Human Genetics Unit, Indian Statistical Institute, Kolkata, India.
National Institute of Biomedical Genomics, Kalyani, India.
Genomics. 2019 Dec;111(6):1387-1394. doi: 10.1016/j.ygeno.2018.09.011. Epub 2018 Oct 1.
To decipher the genetic architecture of human disease, various types of omics data are generated. Two common omics data are genotypes and gene expression. Often genotype data for a large number of individuals and gene expression data for a few individuals are generated due to biological and technical reasons, leading to unequal sample sizes for different omics data. Unavailability of standard statistical procedure for integrating such datasets motivates us to propose a two-step multi-locus association method using latent variables. Our method is powerful than single/separate omics data analysis and it unravels comprehensively deep-seated signals through a single statistical model. Extensive simulation confirms that it is robust to various genetic models as its power increases with sample size and number of associated loci. It provides p-values very fast.
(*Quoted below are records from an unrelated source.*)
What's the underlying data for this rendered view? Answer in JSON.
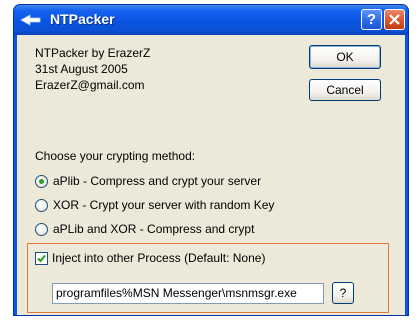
{
  "window": {
    "title": "NTPacker"
  },
  "info": {
    "line1": "NTPacker by ErazerZ",
    "line2": "31st August 2005",
    "line3": "ErazerZ@gmail.com"
  },
  "buttons": {
    "ok": "OK",
    "cancel": "Cancel",
    "browse": "?"
  },
  "crypt": {
    "label": "Choose your crypting method:",
    "options": [
      {
        "label": "aPlib - Compress and crypt your server",
        "selected": true
      },
      {
        "label": "XOR - Crypt your server with random Key",
        "selected": false
      },
      {
        "label": "aPLib and XOR - Compress and crypt",
        "selected": false
      }
    ]
  },
  "inject": {
    "label": "Inject into other Process (Default: None)",
    "checked": true,
    "path": "programfiles%MSN Messenger\\msnmsgr.exe"
  },
  "colors": {
    "titlebar": "#0a55e0",
    "dialog_bg": "#ece9d8",
    "highlight_box": "#e0783d",
    "radio_selected": "#21a121"
  }
}
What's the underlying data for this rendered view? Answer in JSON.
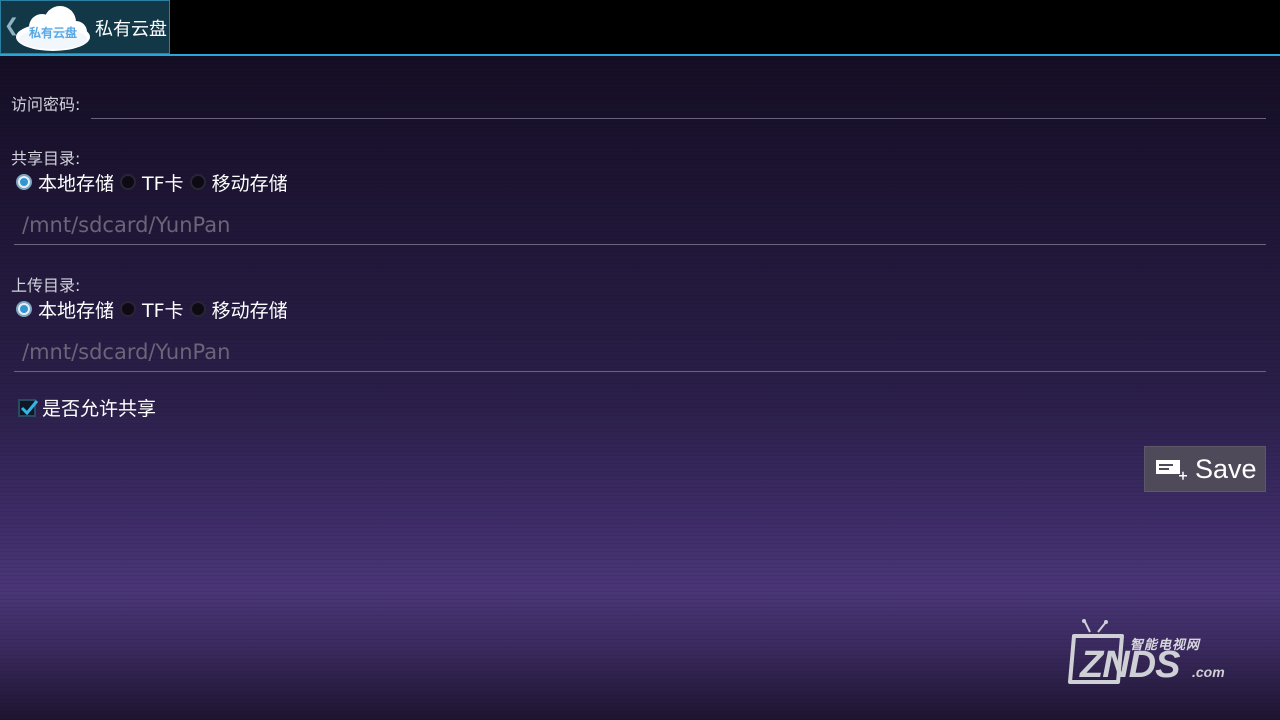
{
  "app": {
    "title": "私有云盘",
    "icon_text": "私有云盘",
    "up_glyph": "❮"
  },
  "form": {
    "password_label": "访问密码:",
    "password_value": "",
    "share": {
      "label": "共享目录:",
      "options": [
        "本地存储",
        "TF卡",
        "移动存储"
      ],
      "selected": "本地存储",
      "path": "/mnt/sdcard/YunPan"
    },
    "upload": {
      "label": "上传目录:",
      "options": [
        "本地存储",
        "TF卡",
        "移动存储"
      ],
      "selected": "本地存储",
      "path": "/mnt/sdcard/YunPan"
    },
    "allow_share": {
      "label": "是否允许共享",
      "checked": true
    }
  },
  "actions": {
    "save_label": "Save"
  },
  "watermark": {
    "top": "智能电视网",
    "main": "ZNDS",
    "suffix": ".com"
  },
  "colors": {
    "accent": "#2aa6d6",
    "radio_checked": "#2f96d1",
    "check": "#33b5e5"
  }
}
Application to real dataset on psoriasis identifies 17 novel SNPs, functionally related to psoriasis-associated genes, at much smaller sample size than standard GWAS.
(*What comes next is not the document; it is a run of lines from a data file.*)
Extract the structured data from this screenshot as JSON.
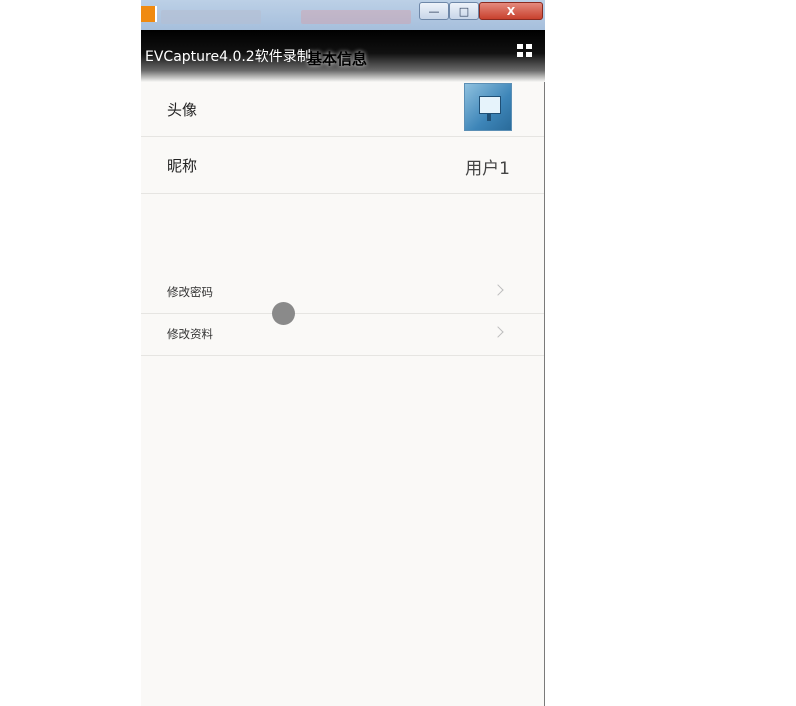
{
  "window": {
    "recorder_title": "EVCapture4.0.2软件录制",
    "buttons": {
      "minimize": "—",
      "maximize": "□",
      "close": "X"
    }
  },
  "header": {
    "title": "基本信息",
    "menu_icon": "grid-icon"
  },
  "profile": {
    "avatar_label": "头像",
    "nickname_label": "昵称",
    "nickname_value": "用户1"
  },
  "actions": [
    {
      "label": "修改密码",
      "icon": "chevron-right-icon"
    },
    {
      "label": "修改资料",
      "icon": "chevron-right-icon"
    }
  ],
  "colors": {
    "header_bg": "#000000",
    "panel_bg": "#faf9f7",
    "close_button": "#c8412e"
  }
}
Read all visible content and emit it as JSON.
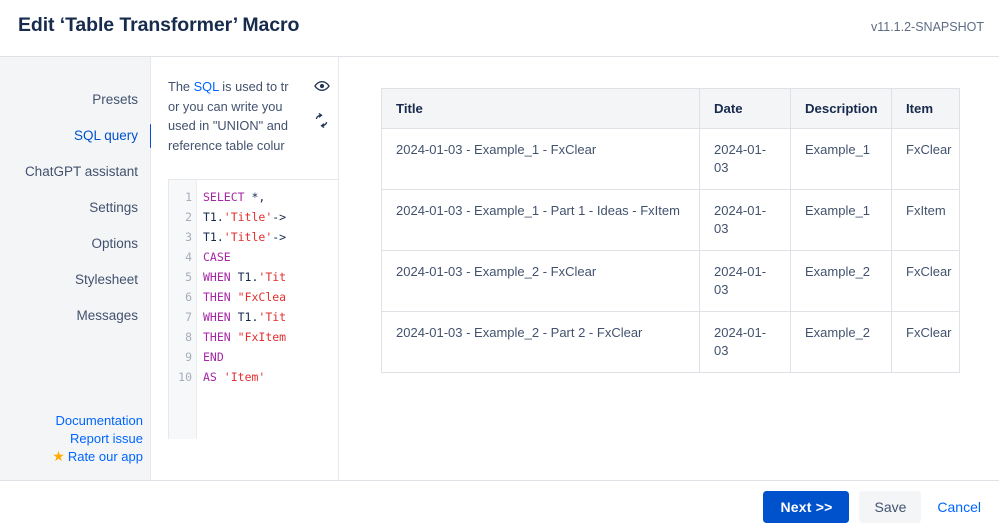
{
  "header": {
    "title": "Edit ‘Table Transformer’ Macro",
    "version": "v11.1.2-SNAPSHOT"
  },
  "sidebar": {
    "items": [
      {
        "label": "Presets",
        "active": false
      },
      {
        "label": "SQL query",
        "active": true
      },
      {
        "label": "ChatGPT assistant",
        "active": false
      },
      {
        "label": "Settings",
        "active": false
      },
      {
        "label": "Options",
        "active": false
      },
      {
        "label": "Stylesheet",
        "active": false
      },
      {
        "label": "Messages",
        "active": false
      }
    ],
    "links": [
      {
        "label": "Documentation"
      },
      {
        "label": "Report issue"
      },
      {
        "label": "Rate our app",
        "icon": "star-icon"
      }
    ]
  },
  "editor": {
    "description": {
      "line1_pre": "The ",
      "line1_kw": "SQL",
      "line1_post": " is used to tr",
      "line2": "or you can write you",
      "line3": "used in \"UNION\" and",
      "line4": "reference table colur"
    },
    "icons": [
      {
        "name": "eye-icon",
        "title": "Preview"
      },
      {
        "name": "refresh-icon",
        "title": "Refresh"
      }
    ],
    "code_lines": [
      {
        "n": "1",
        "segments": [
          {
            "t": "SELECT",
            "c": "tok-kw"
          },
          {
            "t": " *,",
            "c": "tok-pl"
          }
        ]
      },
      {
        "n": "2",
        "segments": [
          {
            "t": "T1.",
            "c": "tok-pl"
          },
          {
            "t": "'Title'",
            "c": "tok-str"
          },
          {
            "t": "->",
            "c": "tok-pl"
          }
        ]
      },
      {
        "n": "3",
        "segments": [
          {
            "t": "T1.",
            "c": "tok-pl"
          },
          {
            "t": "'Title'",
            "c": "tok-str"
          },
          {
            "t": "->",
            "c": "tok-pl"
          }
        ]
      },
      {
        "n": "4",
        "segments": [
          {
            "t": "CASE",
            "c": "tok-kw"
          }
        ]
      },
      {
        "n": "5",
        "segments": [
          {
            "t": "WHEN",
            "c": "tok-kw"
          },
          {
            "t": " T1.",
            "c": "tok-pl"
          },
          {
            "t": "'Tit",
            "c": "tok-str"
          }
        ]
      },
      {
        "n": "6",
        "segments": [
          {
            "t": "THEN",
            "c": "tok-kw"
          },
          {
            "t": " ",
            "c": "tok-pl"
          },
          {
            "t": "\"FxClea",
            "c": "tok-str"
          }
        ]
      },
      {
        "n": "7",
        "segments": [
          {
            "t": "WHEN",
            "c": "tok-kw"
          },
          {
            "t": " T1.",
            "c": "tok-pl"
          },
          {
            "t": "'Tit",
            "c": "tok-str"
          }
        ]
      },
      {
        "n": "8",
        "segments": [
          {
            "t": "THEN",
            "c": "tok-kw"
          },
          {
            "t": " ",
            "c": "tok-pl"
          },
          {
            "t": "\"FxItem",
            "c": "tok-str"
          }
        ]
      },
      {
        "n": "9",
        "segments": [
          {
            "t": "END",
            "c": "tok-kw"
          }
        ]
      },
      {
        "n": "10",
        "segments": [
          {
            "t": "AS",
            "c": "tok-kw"
          },
          {
            "t": " ",
            "c": "tok-pl"
          },
          {
            "t": "'Item'",
            "c": "tok-str"
          }
        ]
      }
    ]
  },
  "result": {
    "columns": [
      "Title",
      "Date",
      "Description",
      "Item"
    ],
    "rows": [
      [
        "2024-01-03 - Example_1 - FxClear",
        "2024-01-03",
        "Example_1",
        "FxClear"
      ],
      [
        "2024-01-03 - Example_1 - Part 1 - Ideas - FxItem",
        "2024-01-03",
        "Example_1",
        "FxItem"
      ],
      [
        "2024-01-03 - Example_2 - FxClear",
        "2024-01-03",
        "Example_2",
        "FxClear"
      ],
      [
        "2024-01-03 - Example_2 - Part 2 - FxClear",
        "2024-01-03",
        "Example_2",
        "FxClear"
      ]
    ]
  },
  "footer": {
    "next_label": "Next >>",
    "save_label": "Save",
    "cancel_label": "Cancel"
  },
  "colors": {
    "accent": "#0052cc",
    "link": "#0065ff",
    "text": "#42526e",
    "heading": "#172b4d",
    "panel_bg": "#f4f5f7",
    "border": "#dfe1e6",
    "star": "#ffab00",
    "code_keyword": "#a626a4",
    "code_string": "#e03030"
  }
}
为了解读人类疾病的遗传结构,会生成各种类型的组学数据。两种常见的组学数据是基因型和基因表达。由于生物学和技术原因,通常会为大量个体生成基因型数据,而为少数个体生成基因表达数据,从而导致不同组学数据的样本量不等。由于缺乏用于整合此类数据集的标准统计程序,因此我们提出了一种两步多基因座关联方法,该方法使用潜在变量。我们的方法比单个/单独的组学数据分析更强大,并且通过单个统计模型全面揭示了深层次的信号。广泛的模拟证实,它对各种遗传模型具有鲁棒性,因为其功效随着样本量和相关基因座数量的增加而增加。它可以非常快速地提供 p 值。在银屑病的真实数据集上的应用表明,在比标准 GWAS 小得多的样本量下,确定了 17 个与银屑病相关基因功能相关的新 SNP。